Last Sunday I shared the story of my poor parsley, carefully started from seed, nurtured for several weeks until the seedlings were several centimetres tall, but then neglected without water while I was away at the Assembly and visiting family in Alberta.
When I returned, my tender seedlings were very pale and shriveled looking, lying tangled together in the pot instead of green and healthy and reaching for the light as they had been before. They weren't securely established. In a similar way, my sermon text for last week (Colossians 1:15-29) reminds us that unless we're securely established and nurtured in the faith, we will not be a living and vibrant church, a living and vibrant people.
What I didn't say last week, was that my parsley story wasn't finished. I watered the poor pale shriveled things--although I'm not sure why, since they really looked hopeless--and I moved the pot from our kitchen windowsill to our outside deck. Soon there was a green shoot, and now there's parsley in the pot! Not enough yet to start using it, but quite definitely parsley.

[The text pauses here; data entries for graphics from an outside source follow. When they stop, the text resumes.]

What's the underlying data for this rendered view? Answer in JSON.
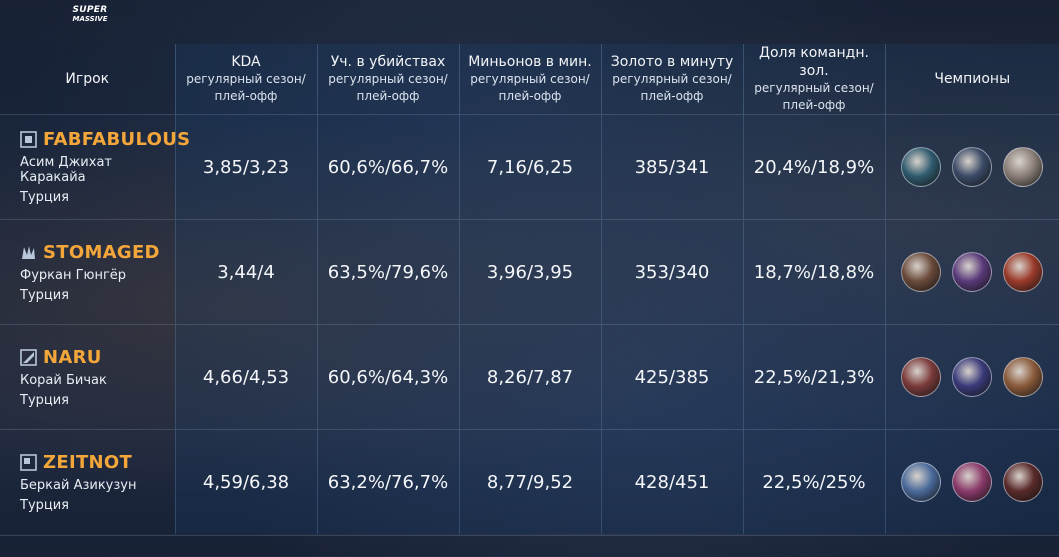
{
  "logo": {
    "top": "SUPER",
    "bottom": "MASSIVE"
  },
  "header": {
    "player": "Игрок",
    "champions": "Чемпионы",
    "columns": [
      {
        "title": "KDA",
        "sub1": "регулярный сезон/",
        "sub2": "плей-офф"
      },
      {
        "title": "Уч. в убийствах",
        "sub1": "регулярный сезон/",
        "sub2": "плей-офф"
      },
      {
        "title": "Миньонов в мин.",
        "sub1": "регулярный сезон/",
        "sub2": "плей-офф"
      },
      {
        "title": "Золото в минуту",
        "sub1": "регулярный сезон/",
        "sub2": "плей-офф"
      },
      {
        "title": "Доля командн. зол.",
        "sub1": "регулярный сезон/",
        "sub2": "плей-офф"
      }
    ]
  },
  "players": [
    {
      "tag": "FABFABULOUS",
      "name": "Асим Джихат Каракайа",
      "country": "Турция",
      "team_icon": "support-role-icon",
      "kda": "3,85/3,23",
      "kp": "60,6%/66,7%",
      "cs": "7,16/6,25",
      "gold": "385/341",
      "share": "20,4%/18,9%",
      "champions": [
        {
          "icon": "champion-1-icon",
          "color": "#2f5a6e"
        },
        {
          "icon": "champion-2-icon",
          "color": "#3a4a66"
        },
        {
          "icon": "champion-3-icon",
          "color": "#8b7f78"
        }
      ]
    },
    {
      "tag": "STOMAGED",
      "name": "Фуркан Гюнгёр",
      "country": "Турция",
      "team_icon": "jungle-role-icon",
      "kda": "3,44/4",
      "kp": "63,5%/79,6%",
      "cs": "3,96/3,95",
      "gold": "353/340",
      "share": "18,7%/18,8%",
      "champions": [
        {
          "icon": "champion-4-icon",
          "color": "#6a4a3a"
        },
        {
          "icon": "champion-5-icon",
          "color": "#5a3a7a"
        },
        {
          "icon": "champion-6-icon",
          "color": "#9a3a2a"
        }
      ]
    },
    {
      "tag": "NARU",
      "name": "Корай Бичак",
      "country": "Турция",
      "team_icon": "mid-role-icon",
      "kda": "4,66/4,53",
      "kp": "60,6%/64,3%",
      "cs": "8,26/7,87",
      "gold": "425/385",
      "share": "22,5%/21,3%",
      "champions": [
        {
          "icon": "champion-7-icon",
          "color": "#7a3a3a"
        },
        {
          "icon": "champion-8-icon",
          "color": "#3a3a7a"
        },
        {
          "icon": "champion-9-icon",
          "color": "#8a5a3a"
        }
      ]
    },
    {
      "tag": "ZEITNOT",
      "name": "Беркай Азикузун",
      "country": "Турция",
      "team_icon": "adc-role-icon",
      "kda": "4,59/6,38",
      "kp": "63,2%/76,7%",
      "cs": "8,77/9,52",
      "gold": "428/451",
      "share": "22,5%/25%",
      "champions": [
        {
          "icon": "champion-10-icon",
          "color": "#4a6a9a"
        },
        {
          "icon": "champion-11-icon",
          "color": "#8a3a6a"
        },
        {
          "icon": "champion-12-icon",
          "color": "#5a2a2a"
        }
      ]
    }
  ]
}
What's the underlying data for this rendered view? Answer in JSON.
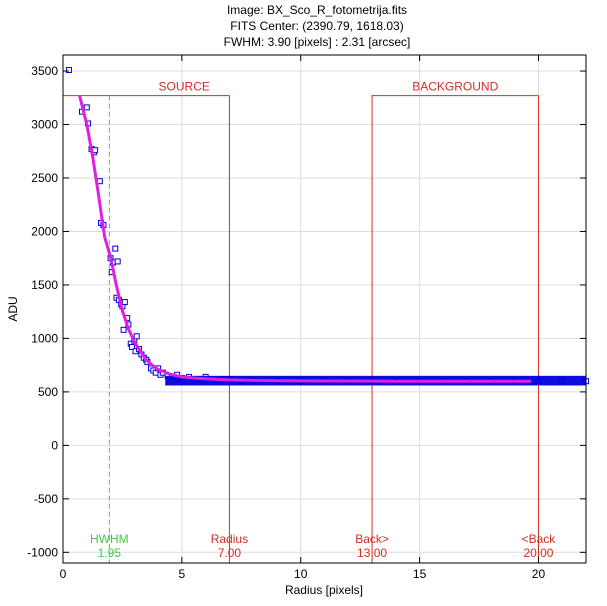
{
  "chart_data": {
    "type": "scatter",
    "title_lines": [
      "Image: BX_Sco_R_fotometrija.fits",
      "FITS Center: (2390.79,  1618.03)",
      "FWHM: 3.90 [pixels] : 2.31 [arcsec]"
    ],
    "xlabel": "Radius [pixels]",
    "ylabel": "ADU",
    "xlim": [
      0,
      22
    ],
    "ylim": [
      -1100,
      3650
    ],
    "x_ticks": [
      0,
      5,
      10,
      15,
      20
    ],
    "y_ticks": [
      -1000,
      -500,
      0,
      500,
      1000,
      1500,
      2000,
      2500,
      3000,
      3500
    ],
    "grid": true,
    "colors": {
      "data_points": "#0000dd",
      "fit_line": "#e020e0",
      "aperture": "#d03020",
      "hwhm": "#40cc40",
      "grid": "#dddddd"
    },
    "series": [
      {
        "kind": "points",
        "x": [
          0.25,
          0.8,
          1.0,
          1.05,
          1.2,
          1.3,
          1.35,
          1.55,
          1.6,
          1.7,
          2.0,
          2.05,
          2.1,
          2.2,
          2.25,
          2.3,
          2.35,
          2.45,
          2.5,
          2.55,
          2.6,
          2.7,
          2.75,
          2.85,
          2.9,
          3.0,
          3.05,
          3.1,
          3.2,
          3.3,
          3.4,
          3.5,
          3.55,
          3.7,
          3.8,
          3.9,
          4.0,
          4.1,
          4.2,
          4.4,
          4.6,
          4.8,
          5.0,
          5.3,
          5.6,
          6.0,
          6.5,
          7.0,
          7.5,
          8.0,
          9.0,
          10.0,
          11.0,
          12.0,
          13.0,
          14.0,
          15.0,
          16.0,
          17.0,
          18.0,
          19.0,
          20.0,
          21.0,
          22.0
        ],
        "y": [
          3510,
          3120,
          3160,
          3010,
          2770,
          2740,
          2760,
          2470,
          2080,
          2060,
          1750,
          1620,
          1710,
          1840,
          1380,
          1720,
          1360,
          1320,
          1300,
          1080,
          1340,
          1190,
          1130,
          950,
          920,
          980,
          880,
          1020,
          900,
          850,
          820,
          800,
          780,
          720,
          700,
          680,
          720,
          660,
          680,
          650,
          640,
          660,
          630,
          640,
          620,
          640,
          610,
          620,
          600,
          610,
          600,
          605,
          600,
          600,
          600,
          595,
          600,
          600,
          600,
          600,
          600,
          600,
          600,
          600
        ]
      },
      {
        "kind": "fit",
        "x": [
          0.7,
          1.0,
          1.25,
          1.5,
          1.75,
          2.0,
          2.25,
          2.5,
          2.75,
          3.0,
          3.25,
          3.5,
          3.75,
          4.0,
          4.5,
          5.0,
          5.5,
          6.0,
          7.0,
          8.0,
          10.0,
          14.0,
          19.7
        ],
        "y": [
          3270,
          3000,
          2700,
          2330,
          1950,
          1760,
          1490,
          1260,
          1090,
          970,
          880,
          800,
          750,
          710,
          665,
          640,
          630,
          622,
          612,
          607,
          603,
          600,
          600
        ]
      }
    ],
    "aperture_markers": [
      {
        "label": "Radius",
        "value_text": "7.00",
        "x": 7.0
      },
      {
        "label": "Back>",
        "value_text": "13.00",
        "x": 13.0
      },
      {
        "label": "<Back",
        "value_text": "20.00",
        "x": 20.0
      }
    ],
    "hwhm_marker": {
      "label": "HWHM",
      "value_text": "1.95",
      "x": 1.95
    },
    "region_labels": {
      "source": "SOURCE",
      "background": "BACKGROUND"
    },
    "bracket_top_y": 3270
  }
}
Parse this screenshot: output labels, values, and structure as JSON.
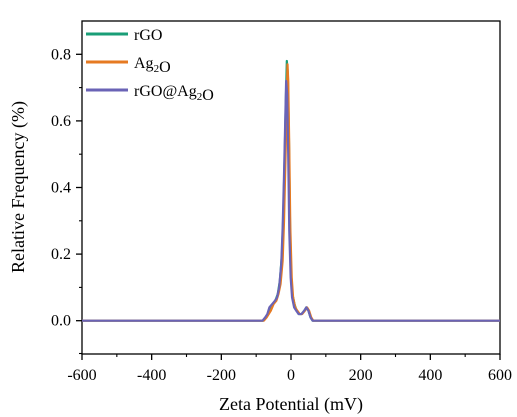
{
  "chart_data": {
    "type": "line",
    "title": "",
    "xlabel": "Zeta Potential (mV)",
    "ylabel": "Relative Frequency (%)",
    "xlim": [
      -600,
      600
    ],
    "ylim": [
      -0.1,
      0.9
    ],
    "xticks": [
      -600,
      -400,
      -200,
      0,
      200,
      400,
      600
    ],
    "yticks": [
      0.0,
      0.2,
      0.4,
      0.6,
      0.8
    ],
    "xtick_labels": [
      "-600",
      "-400",
      "-200",
      "0",
      "200",
      "400",
      "600"
    ],
    "ytick_labels": [
      "0.0",
      "0.2",
      "0.4",
      "0.6",
      "0.8"
    ],
    "grid": false,
    "legend_position": "top-left",
    "series": [
      {
        "name": "rGO",
        "color": "#1a9e77",
        "x": [
          -600,
          -80,
          -72,
          -66,
          -60,
          -52,
          -45,
          -38,
          -32,
          -26,
          -22,
          -18,
          -15,
          -12,
          -9,
          -6,
          -3,
          0,
          4,
          10,
          16,
          22,
          30,
          38,
          44,
          50,
          56,
          62,
          600
        ],
        "y": [
          0,
          0,
          0.01,
          0.02,
          0.04,
          0.05,
          0.06,
          0.08,
          0.12,
          0.2,
          0.32,
          0.5,
          0.65,
          0.78,
          0.74,
          0.55,
          0.3,
          0.15,
          0.08,
          0.05,
          0.03,
          0.02,
          0.02,
          0.03,
          0.04,
          0.03,
          0.01,
          0,
          0
        ]
      },
      {
        "name": "Ag2O",
        "color": "#e67a22",
        "x": [
          -600,
          -78,
          -70,
          -64,
          -58,
          -50,
          -42,
          -36,
          -30,
          -24,
          -20,
          -16,
          -13,
          -10,
          -8,
          -5,
          -2,
          2,
          6,
          12,
          18,
          25,
          32,
          40,
          46,
          52,
          58,
          64,
          600
        ],
        "y": [
          0,
          0,
          0.01,
          0.02,
          0.03,
          0.05,
          0.06,
          0.08,
          0.11,
          0.18,
          0.3,
          0.48,
          0.62,
          0.77,
          0.72,
          0.52,
          0.28,
          0.13,
          0.07,
          0.04,
          0.03,
          0.02,
          0.02,
          0.03,
          0.04,
          0.03,
          0.01,
          0,
          0
        ]
      },
      {
        "name": "rGO@Ag2O",
        "color": "#6a63b6",
        "x": [
          -600,
          -82,
          -74,
          -68,
          -62,
          -54,
          -46,
          -40,
          -34,
          -28,
          -24,
          -20,
          -17,
          -14,
          -11,
          -8,
          -5,
          -1,
          3,
          9,
          15,
          22,
          30,
          38,
          44,
          50,
          56,
          62,
          600
        ],
        "y": [
          0,
          0,
          0.01,
          0.02,
          0.04,
          0.05,
          0.06,
          0.07,
          0.1,
          0.17,
          0.28,
          0.44,
          0.58,
          0.72,
          0.68,
          0.5,
          0.27,
          0.13,
          0.07,
          0.04,
          0.03,
          0.02,
          0.02,
          0.03,
          0.04,
          0.03,
          0.01,
          0,
          0
        ]
      }
    ]
  }
}
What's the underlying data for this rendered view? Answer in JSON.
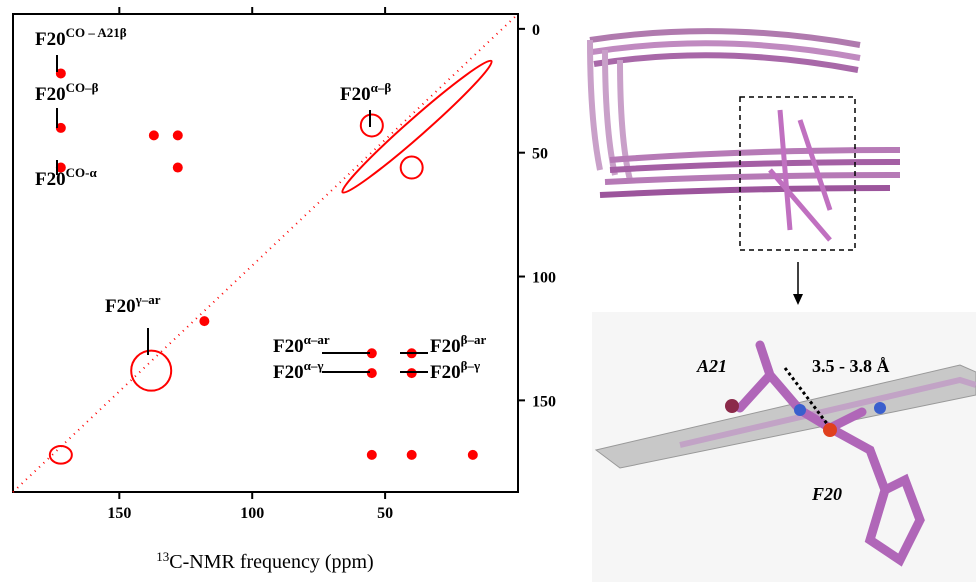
{
  "chart_data": {
    "type": "contour",
    "xlabel": {
      "sup": "13",
      "text": "C-NMR frequency (ppm)"
    },
    "xlim": [
      190,
      0
    ],
    "ylim": [
      -6,
      187
    ],
    "xticks": [
      150,
      100,
      50
    ],
    "yticks": [
      0,
      50,
      100,
      150
    ],
    "color": "#ff0000",
    "peaks": {
      "x": [
        172,
        172,
        172,
        137,
        128,
        128,
        55,
        40,
        138,
        55,
        40,
        55,
        40,
        55,
        40,
        17,
        172,
        118
      ],
      "y": [
        18,
        40,
        56,
        43,
        43,
        56,
        39,
        56,
        138,
        131,
        131,
        139,
        139,
        172,
        172,
        172,
        172,
        118
      ]
    },
    "diagonal_ridge": {
      "x": [
        66,
        10
      ],
      "y": [
        66,
        13
      ]
    },
    "annotations": [
      {
        "text": "F20",
        "sup": "CO – A21β"
      },
      {
        "text": "F20",
        "sup": "CO–β"
      },
      {
        "text": "F20",
        "sup": "CO-α"
      },
      {
        "text": "F20",
        "sup": "α–β"
      },
      {
        "text": "F20",
        "sup": "γ–ar"
      },
      {
        "text": "F20",
        "sup": "α–ar"
      },
      {
        "text": "F20",
        "sup": "α–γ"
      },
      {
        "text": "F20",
        "sup": "β–ar"
      },
      {
        "text": "F20",
        "sup": "β–γ"
      }
    ]
  },
  "structure": {
    "residue_1": "A21",
    "distance": "3.5 - 3.8 Å",
    "residue_2": "F20"
  }
}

Maybe my original parsley wasn't quite as hopeless as I had thought. Or maybe there was a seed or two that hadn't germinated the first time and was now making an appearance. But I think of it as an example of the passion that's described in Col 1:29: "To this end I labor, struggling with all [God's] energy, which so powerfully works in me." This was Paul's passion for evangelism and church planting. My parsley had a passion to grow. What's our passion as a church? What's your passion? Living with passion is part of what it means to be a living and vibrant church, and living and vibrant people.